With respect to MassMutual, although the contract was signed after the formation of FWP, the Tax Court noted the contract did not mention FWP, and there was no other evidence that MassMutual was aware that FWP had any control over Fleischer. Furthermore, the court found that FWP could have signed the contract because it covered only the sale of fixed insurance contracts, and the reason Fleischer signed it in his individual capacity was that it left open the possibility of his selling variable insurance contracts, which FWP could not sell.

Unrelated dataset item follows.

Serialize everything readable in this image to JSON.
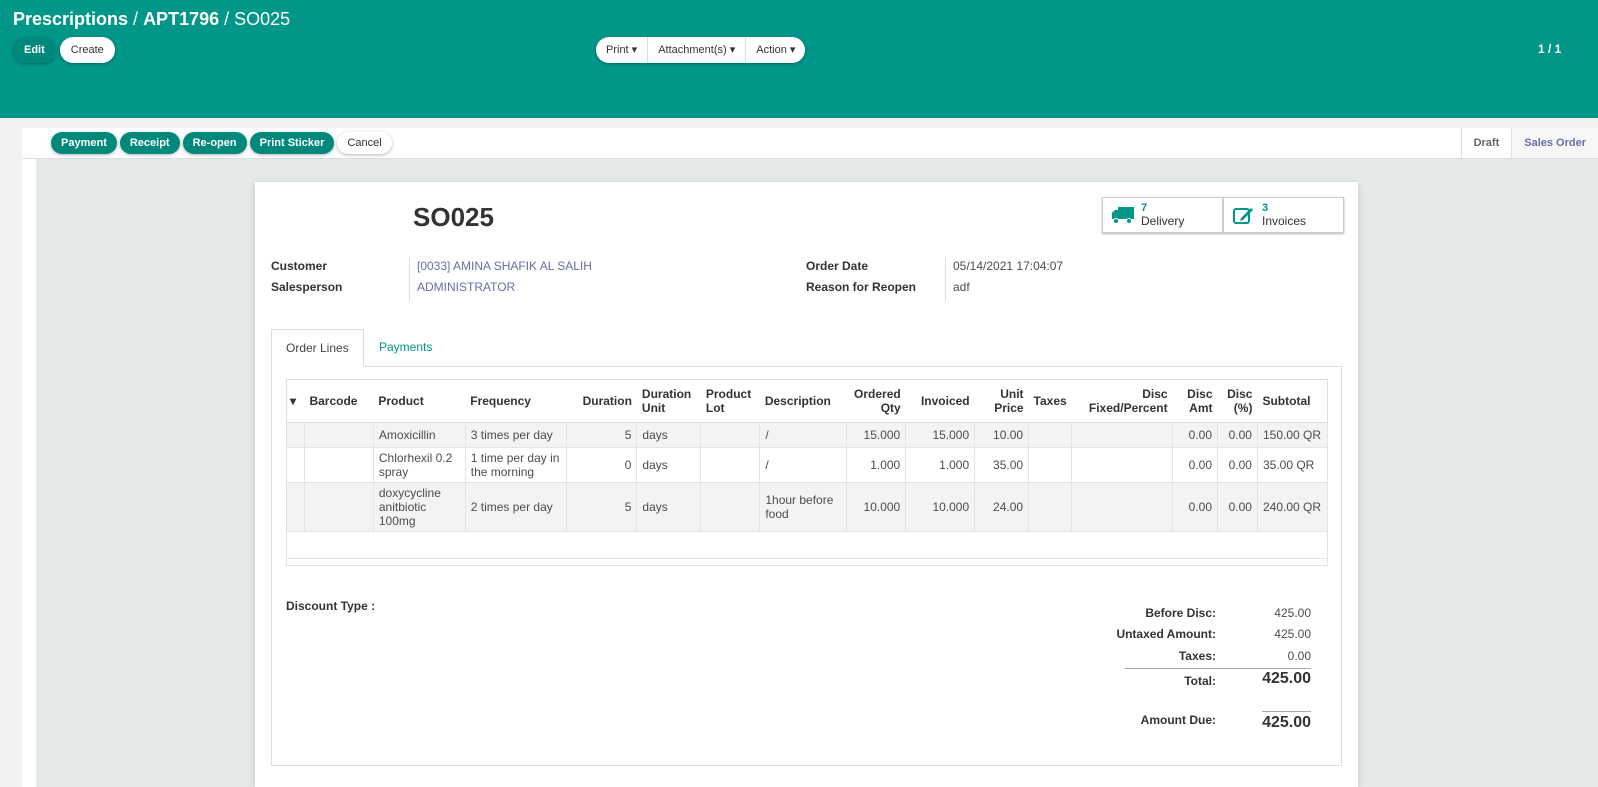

Fleischer argued that the only reason that he, rather than FWP, signed the contracts with LPL and MassMutual was that it was not possible for those companies to sign with FWP because it was not a registered entity under securities laws and regulations. While the court agreed that the law cited by Fleischer, 15 U.S.C. Section 78o(a)(1), prohibited FWP from selling securities without being registered to do so, the court found that the law in no way prohibited FWP from registering. Therefore, the court concluded, the fact that FWP had not registered to sell securities did not allow Fleischer to assign income he earned personally to FWP.
Fleischer also argued that the under Sargent, 929 F.2d 1252 (8th Cir. 1991), which is binding precedent in the Eighth Circuit, where his appeal would lie, the Tax Court should rule in his favor. In that case, two hockey players formed personal service corporations, which signed contracts with the teams they played for, and, in turn, the corporations paid the players' salaries and contributed to pension plans for them. The Eighth Circuit held that the corporations earned the income from the contracts. The Tax Court, however, determined that Sargent did not apply to Fleischer because FWP did not have a contractual relationship with LPL or MassMutual.
In addition, Fleischer claimed that Rev. Rul. 70-101, which states that the IRS will generally treat professional service organizations formed under state professional association or corporation statutes as corporations for tax purposes, applied in his case, and, accordingly, FWP must be recognized as a separate, taxable entity. The Tax Court, however, found that the revenue ruling did not apply, observing that the validity of FWP was not at issue, and, moreover, the validity of the corporate entity did not preclude reallocation under the assignment-of-income doctrine, citing the Eighth Circuit case of Wilson, 530 F.2d 772 (8th Cir. 1976).
Because the evidence showed that FWP had not entered into a contract with LPL or MassMutual, and there was nothing to indicate that either corporation believed that FWP had meaningful control over Fleischer, the Tax Court determined that Fleischer did not meet the second element of the control test. Because both elements of the test must be met for a corporation to be considered to control a service provider and to earn the income generated by the service provider, the court found no reason to decide whether the first element of the control test was met. Because the control test was not met, the court held that the income reported on FWP's returns belonged to Fleischer and was subject to self-employment tax.
Having set up FWP as an S corporation—presumably to avoid self-employment tax—Fleischer did not follow through and use the S corporation to create the situation he claimed existed. He testified that he did not set up FWP to sell securities because registering FWP to sell securities would have been enormously expensive (although he provided no evidence for this claim). This should serve as a valuable reminder to clients that simply creating a type of entity that can provide the desired tax results is generally not the only step necessary to actually achieve those results.